Given the recent one year delay in the ICD-10 implementation date, I’d say we are right at half-time in the ICD-10 Super Bowl. Regardless as to whether you’re on a team that worked hard, focused on basic blocking and tackling, and gained some points in the first half or you’re on a team that made excuses for not trying, hoped ICD-10 would go away and that the lights will not come back on, this half-way point should be used as a time of reflection on how to best to return your team to battle and win the ICD-10 implementation game.
Take a short break
Use this time to gather your thoughts, think about what you’ve accomplished, and discuss matters with your assistants, coordinators and special team leads.
(Pretend) to be a raging bull
Half-time is emote-time. Recap what your team did well and not so well in the first half. Share your successes but also address your weak spots and/or failures. Deliver criticism to the team as a group first and, if individual players warrant attention, consider how best to motivate them publically and/or privately on using the second half to turn things around.
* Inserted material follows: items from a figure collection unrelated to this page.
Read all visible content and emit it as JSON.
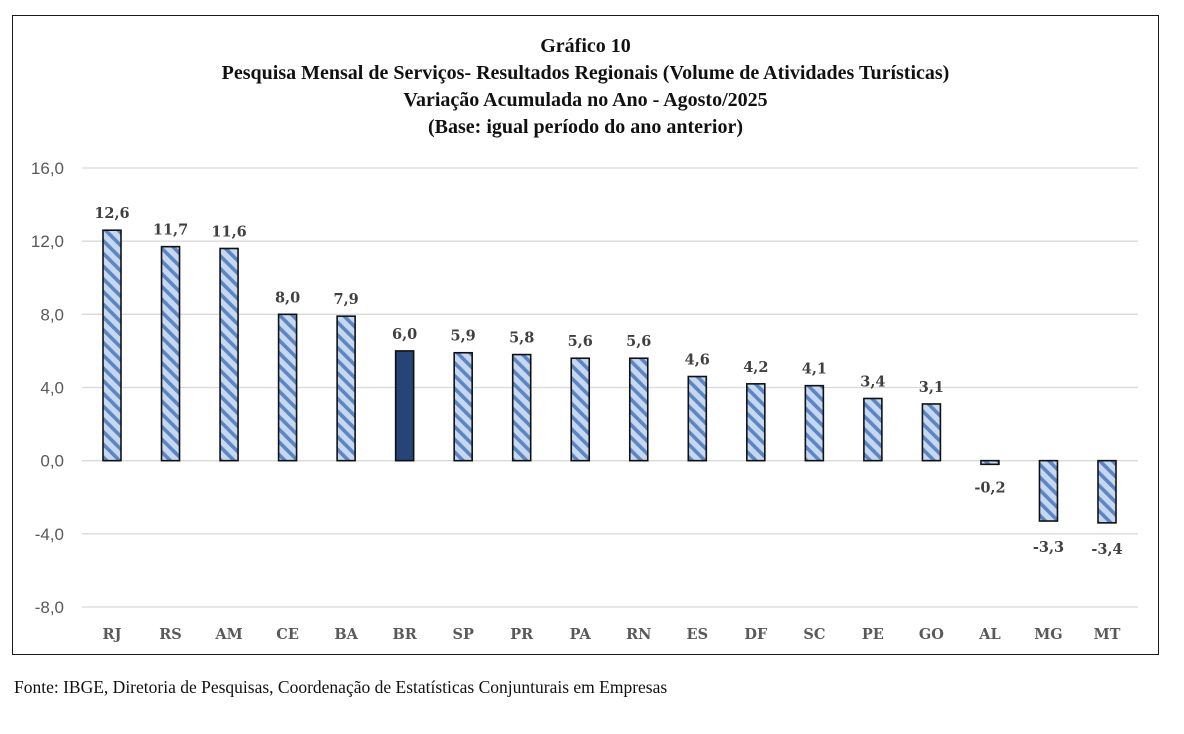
{
  "chart_data": {
    "type": "bar",
    "title": "Gráfico 10",
    "subtitle_lines": [
      "Pesquisa Mensal de Serviços- Resultados Regionais (Volume de Atividades Turísticas)",
      "Variação Acumulada no Ano - Agosto/2025",
      "(Base: igual período do ano anterior)"
    ],
    "xlabel": "",
    "ylabel": "",
    "categories": [
      "RJ",
      "RS",
      "AM",
      "CE",
      "BA",
      "BR",
      "SP",
      "PR",
      "PA",
      "RN",
      "ES",
      "DF",
      "SC",
      "PE",
      "GO",
      "AL",
      "MG",
      "MT"
    ],
    "values": [
      12.6,
      11.7,
      11.6,
      8.0,
      7.9,
      6.0,
      5.9,
      5.8,
      5.6,
      5.6,
      4.6,
      4.2,
      4.1,
      3.4,
      3.1,
      -0.2,
      -3.3,
      -3.4
    ],
    "value_labels": [
      "12,6",
      "11,7",
      "11,6",
      "8,0",
      "7,9",
      "6,0",
      "5,9",
      "5,8",
      "5,6",
      "5,6",
      "4,6",
      "4,2",
      "4,1",
      "3,4",
      "3,1",
      "-0,2",
      "-3,3",
      "-3,4"
    ],
    "highlight_category": "BR",
    "ylim": [
      -8,
      16
    ],
    "yticks": [
      16,
      12,
      8,
      4,
      0,
      -4,
      -8
    ],
    "ytick_labels": [
      "16,0",
      "12,0",
      "8,0",
      "4,0",
      "0,0",
      "-4,0",
      "-8,0"
    ],
    "grid": true,
    "legend": "none",
    "colors": {
      "bar_fill": "#c6d7ef",
      "bar_hatch": "#5b86c4",
      "bar_outline": "#111111",
      "highlight_fill": "#264478",
      "gridline": "#d9d9d9",
      "tick_text": "#595959",
      "label_text": "#404040"
    }
  },
  "source_note": "Fonte: IBGE, Diretoria de Pesquisas, Coordenação de Estatísticas Conjunturais em Empresas"
}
Confirm your strategy and make adjustments if necessary
While you have your player’s attention, revisit goals and objectives that must be achieved in the second half leading up to October of 2014. Besides ensuring everyone understands their individual role and responsibilities, it’s important that all your players understand what’s needed to win the game. Spend a little time to reflect on what's working and what isn’t – and make changes accordingly.
Keep the Drive Alive and Avoid the Hail Mary Pass
There are all kinds of testosterone-laced clichés one could invoke at half-time to inspire the brute strength many think is needed to pull off a convincing ICD-10 Super Bowl victory. Just don’t forget that finesse, agility, team work and strategy are also requisites for success; teams often live and die solely on how well they work together.